I craned my neck around to see
him standing on one of the little swinging platforms, holding a basket in one hand and me in the other.
“Mostly,” I breathed.
“You know, I’ve noticed that about you,” he told me.
And then he kissed me.
Chapter Forty-six
“Guard,” I gasped, jerking back.
“What?”
“There’s a guard!”
Pritkin looked confused. “Yes?”
He glanced over his shoulder, and then so did I. And the guard who had been about to kill me was suddenly looking like the third wheel at a junior high school dance: awkward and uncomfortable and slightly embarrassed. He had been examining the toe of his boot, but he glanced up when Pritkin said something in a language the spell didn’t know. But the guard must have, because he abruptly turned and booked it down the rope bridge at a sprint.
I looked at Pritkin in shock. “What did you say?”

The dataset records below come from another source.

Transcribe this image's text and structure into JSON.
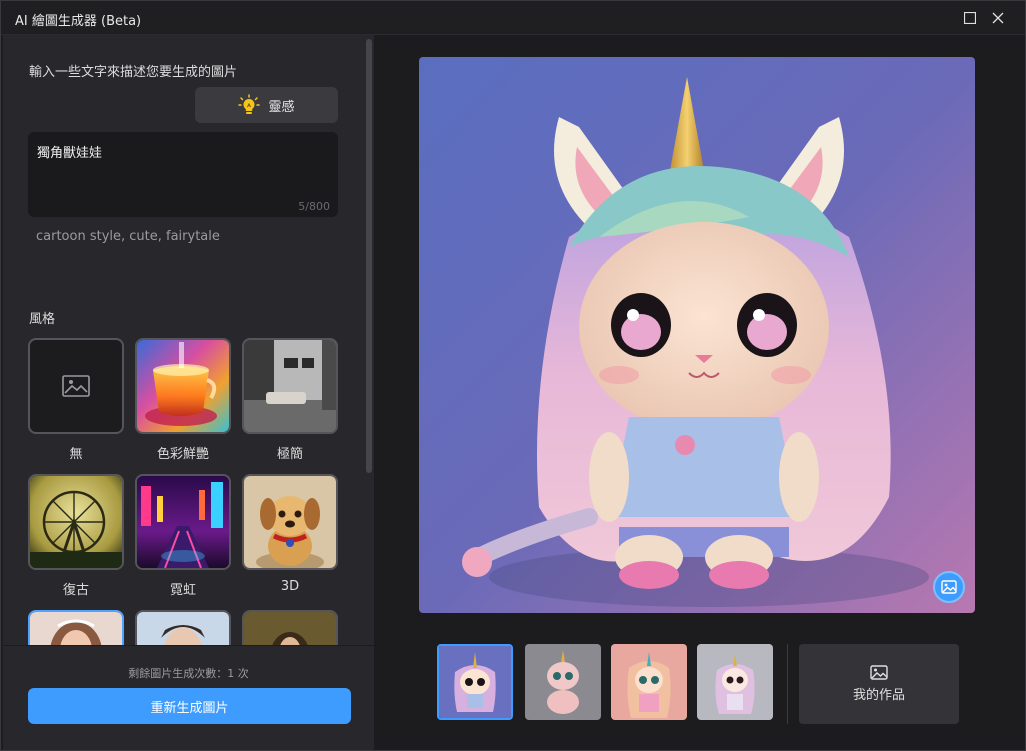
{
  "window": {
    "title": "AI 繪圖生成器 (Beta)"
  },
  "prompt": {
    "label": "輸入一些文字來描述您要生成的圖片",
    "inspire_label": "靈感",
    "text": "獨角獸娃娃",
    "count": "5/800",
    "tags": "cartoon style, cute, fairytale"
  },
  "styles": {
    "label": "風格",
    "items": [
      {
        "name": "無"
      },
      {
        "name": "色彩鮮艷"
      },
      {
        "name": "極簡"
      },
      {
        "name": "復古"
      },
      {
        "name": "霓虹"
      },
      {
        "name": "3D"
      }
    ]
  },
  "footer": {
    "remaining": "剩餘圖片生成次數：1 次",
    "regenerate_label": "重新生成圖片"
  },
  "gallery": {
    "my_works_label": "我的作品"
  },
  "colors": {
    "accent": "#3f9cff",
    "panel": "#28282c",
    "background": "#1c1c1f"
  }
}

“I relieved him. And I think he was relieved. Poor man; he was afraid you were about to put a hex on him!”
“I don’t do hexes.”
“Well, you did something,” Pritkin said. “That Svarestri warrior didn’t collapse from a heart attack.”
“Which one?” I asked miserably, and sat back down. And put my head in my hands, because I couldn’t avoid the elephant in the room forever, could I?
Not when I’d just trashed the hell out of the time line.
I sat there for a moment, listening to him spread out a picnic I no longer wanted, the sinking feeling in my stomach filling it instead of food. I’d been mad at Rosier just for bringing a gun along he knew we couldn’t use, and what had I done? I knew better. I knew that anything I did this far back might have disastrous consequences, that it could mess up time in a way I couldn’t fix, that I was supposed to be guarding the time line, not trashing it myself!
If I had trashed it.
But it sure as hell seemed like I had. We’d killed another fey—that much I was certain about. And maybe more than one, because despite their scary resiliency, that had been a damned long drop onto damned hard rocks, and sure, maybe I’d gotten lucky and maybe some of them had made it, but I couldn’t believe that all of them had.